We have all had difficulty testing diodes in-circuit. Most DMM’s have a diode Vf function that measures forward drop, but what is the normal voltage drop? Analog VOM’s attempt to measure resistance of diodes, but measure a different value on each ohmmeter range. Unfortunately, the interpretation of the measurements is subjective because of differences in diodes, non-linearity in diodes as well as differences in test equipment. This little exercise will help you to understand the issues and learn more about your VOM or multimeter. You may then generate your own “Handy Reference Sticker” to place on your test instrument for future reference. I hope you learn as much and have as much fun as I did.
This exercise requires two meters—one the DUT (device under test) and another to measure current. On the Vf function and/or ohmmeter function, determine how much current is delivered by the meter. Measure this via the 2nd meter set for measuring mA. Record this measurement on each range or function and insert the data on the Excel spreadsheet—replace my data.
Open circuit voltage
Do the same for open-circuit voltage and record the data. Also note the polarity of the voltage—while 99% of meters use the red lead for positive & black for negative, a few do not, and this can be a real confusion factor. I believe (correct me if I am wrong) that some old Triplett meters have reverse polarity on the ohmmeter function.
Why measure the voltage?

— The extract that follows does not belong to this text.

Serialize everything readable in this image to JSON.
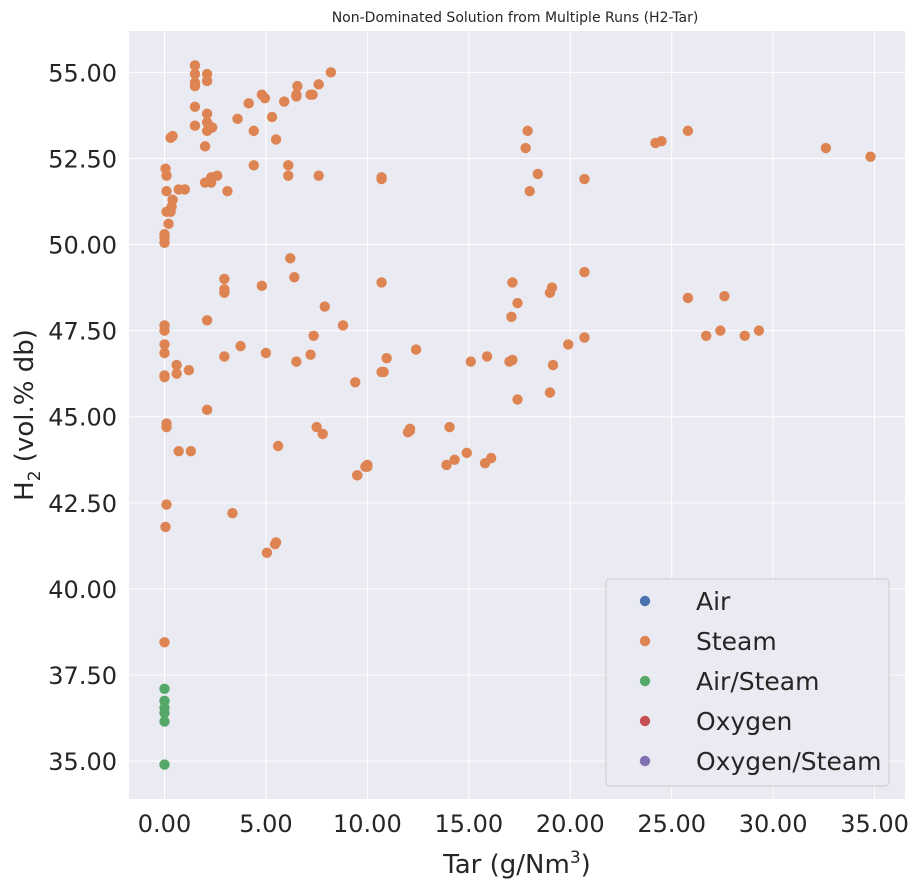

The open circuit voltage tells you immediately, if this function can be used for testing higher voltage drop devices such as LEDs which require as much as 3V to turn on. Also, this DC voltage can be used at times for signal injection for experimenting or testing.
Gather together a few miscellaneous diodes and rectifiers.
I chose the following:
Measure the forward voltage drop and/or the resistance in each ohmmeter range. Resistance measurements with a digital multimeter may not produce coherent results on all ranges. Meters that have auto-ranging often cannot resolve the non-linear resistance of a diode and thus generate strange readings. Record data on the spreadsheet.
About the spreadsheet
This spreadsheet is for graphical display of data rather than calculations—this will give you experience with formatting Excel data. The tables may be formatted and printed as desired to produce an informative little “Handy Reference Sticker.” Not all information lends itself easily to a table, so be imaginative in working out the best layout—not all info has to be used. After printing, the little table may be cut out and taped to the instrument via transparent box sealing tape. All the better if you have adhesive backed stickers at hand.
I did three meters—Radio Shack DMM, Simpson 260 and Inexpensive MU113. I gave up attempting to get a useful matrix on the MU113 as you can see on the convoluted results.
Armed with this troubleshooting tool, you will now know how to interpret your in-circuit Vf or resistance measurements. Is Vf or forward resistance reasonably close to what is expected? Then reverse the test probes to see if there is substantial difference thus indicating rectifier action.
Testing germanium diodes
If you have an analog VOM, you may be surprised how high the short circuit current is on the Rx1 range. Mine runs 120mA. Note that this is sufficient current to destroy a sensitive germanium diode—avoid using this range in this case.
Reverse leakage testing
Reverse leakage may be measured only after removing the component from the circuit board because shunt resistances abound in almost all circuits. Good silicon rectifiers and diodes should have, for all practical purposes, infinite resistance. On analog VOMs, any movement on the Rx10K range indicates abnormal leakage. With germanium and schottky diodes, leakage is to be expected. In this case, leakage current must be checked against manufacturer’s specifications rather than depending upon resistance readings.
Generally failures are short circuit and are easy to check. Leaky diodes and rectifiers take more patience. Open signal diodes are common, but silicon rectifiers are generally shorted. One exception is bridge rectifiers where poor quality internal interconnects are often subject to open circuit failure.